Research

OmniGameArena: A Unified UE5 Benchmark for VLM Game Agents with Improvement Dynamics

OmniGameArena:面向VLM游戏智能体的统一UE5基准与改善动态

arXiv logo

OmniGameArena: A Unified UE5 Benchmark for VLM Game Agents with Improvement Dynamics

arXiv.org

Vision-language model (VLM) agents are increasingly deployed in interactive game environments. Yet game benchmarks for VLM agents typically report a single first-attempt score per (agent, game) pair, focus on single-agent Solo play, and lack unified protocols for evaluating heterogeneous agent classes (commercial VLMs, open-weight VLMs, and specialized game policies) on the same footing. We address these gaps with OmniGameArena, a real-time benchmark of twelve newly built Unreal Engine 5 games spanning Solo (7), PvP (3), and Coop (2) with unified action interfaces, and the Improvement Dynamics Curve (IDC), an agentic-reflection harness in which a tool-using reflector LLM autonomously refines a bounded skill prompt across multiple rounds. Beyond cold-start leaderboard scores, IDC exposes two additional observables for each (agent, game) pair: how the score evolves across reflection rounds, and how the learned skill behaves on held-out task variants. We report these observables for twelve VLM agents on the cold-start leaderboard and four top agents under IDC.

Open source

Recommended because

This is worth tracking because it is a concrete research signal, not just a passing headline. The source preview points to a research result, method, evaluation, dataset, or safety finding. For builders and operators, "OmniGameArena: A Unified UE5 Benchmark for VLM Game Agents with Improvement Dynamics" can be used as a checkpoint for technical due diligence, roadmap bets, agent design, and evaluation strategy. I keep this thread indexed so future searches around AI research papers, technical methods, and applied AI systems can land on a source-linked page instead of disappearing into a fast-moving feed from arXiv.org.

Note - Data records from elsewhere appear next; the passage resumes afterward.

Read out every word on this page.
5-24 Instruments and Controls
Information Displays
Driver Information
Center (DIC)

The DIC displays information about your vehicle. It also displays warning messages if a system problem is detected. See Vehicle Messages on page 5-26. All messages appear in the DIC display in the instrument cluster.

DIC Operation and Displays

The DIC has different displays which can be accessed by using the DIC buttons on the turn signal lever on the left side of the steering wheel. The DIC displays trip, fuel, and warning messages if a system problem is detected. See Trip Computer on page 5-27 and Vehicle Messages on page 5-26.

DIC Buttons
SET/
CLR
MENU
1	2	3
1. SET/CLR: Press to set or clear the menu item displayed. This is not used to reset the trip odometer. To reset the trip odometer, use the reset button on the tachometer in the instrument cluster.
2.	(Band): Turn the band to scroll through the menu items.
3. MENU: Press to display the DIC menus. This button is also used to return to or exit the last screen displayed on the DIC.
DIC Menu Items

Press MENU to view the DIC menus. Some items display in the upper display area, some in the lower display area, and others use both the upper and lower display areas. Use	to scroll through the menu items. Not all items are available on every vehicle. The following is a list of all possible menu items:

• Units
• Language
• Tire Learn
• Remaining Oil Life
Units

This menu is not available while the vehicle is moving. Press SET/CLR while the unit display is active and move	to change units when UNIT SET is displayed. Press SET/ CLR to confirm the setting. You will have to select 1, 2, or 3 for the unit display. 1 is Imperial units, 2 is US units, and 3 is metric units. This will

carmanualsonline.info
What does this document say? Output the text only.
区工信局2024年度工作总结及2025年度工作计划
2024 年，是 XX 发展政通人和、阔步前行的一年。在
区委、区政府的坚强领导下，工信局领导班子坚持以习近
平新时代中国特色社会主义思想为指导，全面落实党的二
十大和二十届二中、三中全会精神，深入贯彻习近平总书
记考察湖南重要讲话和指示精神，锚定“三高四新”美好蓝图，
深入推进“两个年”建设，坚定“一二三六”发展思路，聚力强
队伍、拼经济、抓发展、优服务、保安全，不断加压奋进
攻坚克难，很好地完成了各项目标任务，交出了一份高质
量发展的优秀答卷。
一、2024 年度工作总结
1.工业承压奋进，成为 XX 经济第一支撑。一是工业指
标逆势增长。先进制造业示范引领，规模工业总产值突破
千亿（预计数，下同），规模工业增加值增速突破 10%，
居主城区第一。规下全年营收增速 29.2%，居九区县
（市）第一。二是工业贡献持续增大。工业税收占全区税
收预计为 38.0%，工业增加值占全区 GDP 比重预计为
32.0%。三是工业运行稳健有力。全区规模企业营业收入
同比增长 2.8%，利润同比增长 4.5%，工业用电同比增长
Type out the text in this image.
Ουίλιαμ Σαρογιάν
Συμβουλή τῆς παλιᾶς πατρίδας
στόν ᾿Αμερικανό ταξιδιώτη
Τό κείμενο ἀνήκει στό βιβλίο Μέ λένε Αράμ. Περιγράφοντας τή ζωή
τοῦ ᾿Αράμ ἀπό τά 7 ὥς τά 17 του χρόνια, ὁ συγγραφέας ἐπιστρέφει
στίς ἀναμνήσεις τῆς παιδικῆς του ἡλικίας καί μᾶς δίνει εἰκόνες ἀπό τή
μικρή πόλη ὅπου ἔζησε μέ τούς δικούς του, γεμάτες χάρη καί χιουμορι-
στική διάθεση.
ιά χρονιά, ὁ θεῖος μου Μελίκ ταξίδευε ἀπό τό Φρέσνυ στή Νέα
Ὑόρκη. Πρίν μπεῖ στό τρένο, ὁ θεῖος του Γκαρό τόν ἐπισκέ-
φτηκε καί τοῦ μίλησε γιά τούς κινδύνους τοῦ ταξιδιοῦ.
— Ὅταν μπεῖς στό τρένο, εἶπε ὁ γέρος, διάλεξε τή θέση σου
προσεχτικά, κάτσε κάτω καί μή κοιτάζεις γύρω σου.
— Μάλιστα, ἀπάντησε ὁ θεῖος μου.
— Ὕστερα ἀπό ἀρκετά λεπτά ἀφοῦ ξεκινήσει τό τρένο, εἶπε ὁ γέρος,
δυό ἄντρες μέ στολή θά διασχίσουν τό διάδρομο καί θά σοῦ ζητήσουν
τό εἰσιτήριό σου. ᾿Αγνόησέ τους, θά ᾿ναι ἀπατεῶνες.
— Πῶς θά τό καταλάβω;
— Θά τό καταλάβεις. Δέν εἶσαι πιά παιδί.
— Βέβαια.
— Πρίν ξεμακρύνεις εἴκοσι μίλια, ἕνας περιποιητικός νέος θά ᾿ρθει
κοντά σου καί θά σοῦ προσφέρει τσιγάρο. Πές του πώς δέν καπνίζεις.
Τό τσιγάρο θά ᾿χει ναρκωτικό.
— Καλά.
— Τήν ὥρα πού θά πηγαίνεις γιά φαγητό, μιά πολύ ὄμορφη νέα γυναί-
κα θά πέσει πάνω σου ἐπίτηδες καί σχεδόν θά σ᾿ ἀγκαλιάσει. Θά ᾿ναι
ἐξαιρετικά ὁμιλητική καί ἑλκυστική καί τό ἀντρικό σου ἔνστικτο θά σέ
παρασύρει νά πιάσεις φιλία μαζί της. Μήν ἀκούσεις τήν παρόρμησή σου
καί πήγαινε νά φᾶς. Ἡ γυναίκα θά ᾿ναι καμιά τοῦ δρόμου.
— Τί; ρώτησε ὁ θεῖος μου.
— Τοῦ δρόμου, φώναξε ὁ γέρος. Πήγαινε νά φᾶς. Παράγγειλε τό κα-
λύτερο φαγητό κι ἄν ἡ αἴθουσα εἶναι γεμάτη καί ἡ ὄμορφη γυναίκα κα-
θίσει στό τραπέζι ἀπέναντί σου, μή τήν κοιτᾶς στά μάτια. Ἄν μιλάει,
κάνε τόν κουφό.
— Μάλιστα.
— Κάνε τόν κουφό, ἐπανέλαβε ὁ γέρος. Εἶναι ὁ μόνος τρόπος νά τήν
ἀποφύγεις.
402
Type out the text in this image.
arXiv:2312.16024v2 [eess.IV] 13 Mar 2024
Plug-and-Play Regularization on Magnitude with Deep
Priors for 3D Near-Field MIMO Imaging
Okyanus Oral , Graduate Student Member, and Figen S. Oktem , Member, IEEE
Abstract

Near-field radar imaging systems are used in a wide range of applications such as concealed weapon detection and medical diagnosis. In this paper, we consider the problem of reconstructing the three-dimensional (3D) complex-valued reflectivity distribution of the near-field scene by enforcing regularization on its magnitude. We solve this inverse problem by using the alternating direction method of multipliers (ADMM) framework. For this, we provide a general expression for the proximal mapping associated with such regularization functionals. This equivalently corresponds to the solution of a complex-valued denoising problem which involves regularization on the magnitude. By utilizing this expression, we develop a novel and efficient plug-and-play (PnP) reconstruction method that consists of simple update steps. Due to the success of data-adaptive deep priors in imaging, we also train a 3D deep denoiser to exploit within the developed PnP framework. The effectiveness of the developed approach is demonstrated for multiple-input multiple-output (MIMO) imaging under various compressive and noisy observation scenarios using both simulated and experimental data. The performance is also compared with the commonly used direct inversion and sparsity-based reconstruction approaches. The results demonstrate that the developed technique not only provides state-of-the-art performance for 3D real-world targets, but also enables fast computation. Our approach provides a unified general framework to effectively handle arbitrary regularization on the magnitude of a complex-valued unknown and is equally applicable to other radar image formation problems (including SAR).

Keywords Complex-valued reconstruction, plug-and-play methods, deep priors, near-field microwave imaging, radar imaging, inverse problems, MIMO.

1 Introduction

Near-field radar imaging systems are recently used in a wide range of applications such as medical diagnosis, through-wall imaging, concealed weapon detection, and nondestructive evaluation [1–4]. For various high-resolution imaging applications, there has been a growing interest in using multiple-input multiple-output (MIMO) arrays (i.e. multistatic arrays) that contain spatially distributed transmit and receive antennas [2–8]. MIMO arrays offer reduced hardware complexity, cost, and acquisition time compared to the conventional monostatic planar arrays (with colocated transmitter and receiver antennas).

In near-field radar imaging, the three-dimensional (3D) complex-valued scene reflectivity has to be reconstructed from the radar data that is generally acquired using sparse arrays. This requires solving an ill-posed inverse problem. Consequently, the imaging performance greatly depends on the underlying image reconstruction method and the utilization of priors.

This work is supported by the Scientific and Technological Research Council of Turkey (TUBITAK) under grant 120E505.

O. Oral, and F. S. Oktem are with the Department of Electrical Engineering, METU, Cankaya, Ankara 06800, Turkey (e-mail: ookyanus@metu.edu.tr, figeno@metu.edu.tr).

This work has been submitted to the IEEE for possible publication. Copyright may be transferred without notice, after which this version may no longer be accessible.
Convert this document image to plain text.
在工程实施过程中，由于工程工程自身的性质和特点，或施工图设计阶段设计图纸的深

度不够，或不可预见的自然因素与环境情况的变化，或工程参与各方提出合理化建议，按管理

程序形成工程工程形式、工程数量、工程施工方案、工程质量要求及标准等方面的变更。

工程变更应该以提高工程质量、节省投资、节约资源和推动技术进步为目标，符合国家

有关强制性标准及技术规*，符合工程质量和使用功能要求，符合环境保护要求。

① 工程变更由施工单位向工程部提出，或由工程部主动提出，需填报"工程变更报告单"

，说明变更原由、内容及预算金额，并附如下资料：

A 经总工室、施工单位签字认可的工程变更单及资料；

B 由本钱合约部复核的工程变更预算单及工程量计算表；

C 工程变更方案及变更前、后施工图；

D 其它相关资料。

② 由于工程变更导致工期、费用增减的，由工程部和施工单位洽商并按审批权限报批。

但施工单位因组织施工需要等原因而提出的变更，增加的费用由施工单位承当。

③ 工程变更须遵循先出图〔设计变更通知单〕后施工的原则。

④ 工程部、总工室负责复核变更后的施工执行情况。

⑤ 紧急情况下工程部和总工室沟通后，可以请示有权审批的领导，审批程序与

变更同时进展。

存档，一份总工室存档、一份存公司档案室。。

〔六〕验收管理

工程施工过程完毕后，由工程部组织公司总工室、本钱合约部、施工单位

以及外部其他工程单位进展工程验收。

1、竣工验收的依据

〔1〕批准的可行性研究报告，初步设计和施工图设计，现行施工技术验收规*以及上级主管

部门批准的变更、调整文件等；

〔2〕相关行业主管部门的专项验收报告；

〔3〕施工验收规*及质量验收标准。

What to take from this signal

Context

"OmniGameArena: A Unified UE5 Benchmark for VLM Game Agents with Improvement Dynamics" is archived here as a source-linked AI signal from arXiv.org. The useful part is the connection between OmniGameArena, Unified, UE5, Benchmark, VLM and technical due diligence, roadmap bets, agent design, and evaluation strategy, which makes the item more actionable than a normal feed headline. The source context says: Vision-language model (VLM) agents are increasingly deployed in interactive game environments. Yet game benchmarks for VLM agents typically report a single first-attempt score per (agent, game) pair, focus on single-agent Solo play, and lack unified protocols for evaluating heterogeneous agent classes (commercial VLMs, open-weight VLMs, and specialized game policies) on the same footing. We address these gaps with OmniGameArena, a real-time benchmark of twelve newly built Unreal Engine 5 games spanning Solo (7), PvP (3), and Coop (2) with unified action interfaces, and the Improvement Dynamics Curve (IDC), an agentic-reflection harness in which a tool-using reflector LLM autonomously refines a bounded skill prompt across multiple rounds. Beyond cold-start leaderboard scores, IDC exposes two additional observables for each (agent, game) pair: how the score evolves across reflection rounds, and how the learned skill behaves on held-out task variants. We report these observables for twelve VLM agents on the cold-start leaderboard and four top agents under IDC.

Builder takeaway

For an AI builder, the main takeaway is to watch how this signal changes practical decisions around technical feasibility, evaluation design, safety limits, and product primitives. It can inform what to test next, which product surface to compare, and whether the underlying workflow is ready for real users.

Source context

arXiv.org remains the authoritative source for the original claim. This page adds a stable archive URL, a short builder interpretation, and related search language so the item can be found later when the original feed has moved on.

Search angles

  • OmniGameArena: A Unified UE5 Benchmark for VLM Game Agents with Improvement Dynamics Research context
  • arXiv.org AI research
  • OmniGameArena, Unified, UE5, Benchmark, VLM builder takeaway
  • AI research papers, technical methods, and applied AI systems

This page keeps a source preview and a stable archive URL for search discovery. The original source remains authoritative.